Both times, Harrick’s technical took the ball away from the Bruins. After the second one, they trailed, 73-57, with 10:50 left. Lebo made both free throws, then scored again on a layup on the Tar Heels’ accompanying possession.

“I’ve always had a saying, ‘Good officials call the game and bad officials call technicals,’ ” Harrick said.

Whatever. North Carolina’s lead was 77-57 and about to get bigger.

“I didn’t think anybody could do that to us,” Harrick said, “but obviously I was wrong.”

Tar Heel Coach Dean Smith was surprised, too.

“I didn’t expect a win of this magnitude,” he said, “but we did play well early.

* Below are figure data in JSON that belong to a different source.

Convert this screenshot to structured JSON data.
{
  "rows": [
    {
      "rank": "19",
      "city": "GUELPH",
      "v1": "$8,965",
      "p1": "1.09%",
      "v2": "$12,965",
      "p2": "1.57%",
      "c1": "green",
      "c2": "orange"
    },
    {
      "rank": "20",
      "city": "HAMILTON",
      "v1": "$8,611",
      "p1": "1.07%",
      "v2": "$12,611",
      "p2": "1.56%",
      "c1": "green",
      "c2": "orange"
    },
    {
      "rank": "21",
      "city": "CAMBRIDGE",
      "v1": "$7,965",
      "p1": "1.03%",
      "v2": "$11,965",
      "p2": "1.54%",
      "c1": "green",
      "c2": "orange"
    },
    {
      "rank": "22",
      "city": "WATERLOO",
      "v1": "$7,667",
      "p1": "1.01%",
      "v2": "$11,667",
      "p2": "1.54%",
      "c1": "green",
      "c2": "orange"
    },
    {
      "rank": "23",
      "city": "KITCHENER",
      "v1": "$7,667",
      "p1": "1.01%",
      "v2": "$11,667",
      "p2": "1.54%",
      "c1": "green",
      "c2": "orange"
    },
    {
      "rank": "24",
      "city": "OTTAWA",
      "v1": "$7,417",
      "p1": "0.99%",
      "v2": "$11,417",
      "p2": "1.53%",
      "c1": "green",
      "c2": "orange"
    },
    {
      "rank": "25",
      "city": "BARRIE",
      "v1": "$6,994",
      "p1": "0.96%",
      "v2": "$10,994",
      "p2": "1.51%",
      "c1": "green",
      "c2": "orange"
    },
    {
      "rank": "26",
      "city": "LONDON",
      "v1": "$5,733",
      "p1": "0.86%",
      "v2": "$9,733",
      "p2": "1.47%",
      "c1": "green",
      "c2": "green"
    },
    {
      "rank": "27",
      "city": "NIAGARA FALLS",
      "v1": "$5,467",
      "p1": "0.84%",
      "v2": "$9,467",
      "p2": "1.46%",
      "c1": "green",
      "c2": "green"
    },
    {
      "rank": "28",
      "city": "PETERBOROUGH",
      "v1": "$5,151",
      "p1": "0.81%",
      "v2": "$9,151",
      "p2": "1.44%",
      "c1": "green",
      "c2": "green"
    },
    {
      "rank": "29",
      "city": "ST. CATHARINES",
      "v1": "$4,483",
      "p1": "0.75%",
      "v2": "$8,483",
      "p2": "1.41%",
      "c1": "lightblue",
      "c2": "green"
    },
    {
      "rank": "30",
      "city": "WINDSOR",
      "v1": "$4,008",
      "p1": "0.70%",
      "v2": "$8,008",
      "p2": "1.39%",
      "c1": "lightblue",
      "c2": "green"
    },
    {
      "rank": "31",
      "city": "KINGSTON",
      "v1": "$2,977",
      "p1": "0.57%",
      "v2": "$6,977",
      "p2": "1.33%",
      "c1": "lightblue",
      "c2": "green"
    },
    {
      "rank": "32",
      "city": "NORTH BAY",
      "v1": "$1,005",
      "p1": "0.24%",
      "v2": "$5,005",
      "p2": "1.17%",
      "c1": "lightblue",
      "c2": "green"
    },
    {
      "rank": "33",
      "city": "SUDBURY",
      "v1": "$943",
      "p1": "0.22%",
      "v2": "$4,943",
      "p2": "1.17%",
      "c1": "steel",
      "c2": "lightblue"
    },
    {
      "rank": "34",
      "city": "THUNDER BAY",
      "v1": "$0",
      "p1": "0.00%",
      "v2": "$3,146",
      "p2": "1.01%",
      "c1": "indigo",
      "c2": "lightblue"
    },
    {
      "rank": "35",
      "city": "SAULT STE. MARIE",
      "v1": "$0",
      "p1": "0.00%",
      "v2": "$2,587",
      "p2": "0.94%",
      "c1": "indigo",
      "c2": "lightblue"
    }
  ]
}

Certainly, you have to be excited.”

Not if you’re a Bruin.

Bruin Notes

Other losses that rank among UCLA’s all-time worst: 110-83 to Illinois in the opening game of the 1964-65 season, after which the Bruins won 28 of 29 games and their second National Collegiate Athletic Assn. championship, and 56-30 to Oregon in the 1936-37 season. . . . UCLA’s shooting percentage (.410), 3-point shooting percentage (.300) and free-throw percentage (.579) were its worst of the season, and North Carolina’s .542 shooting percentage was the best this season by a Bruin opponent.

Said UCLA’s Trevor Wilson: “I think we got caught up in the aura of playing on national television and playing in the Dean Dome, and I think we fell apart and didn’t execute.” . . . Kevin Walker had 13 rebounds, a career high. . . . The game ended a 4-game series between the schools and marked the first time that both teams came into the game ranked in the top 20.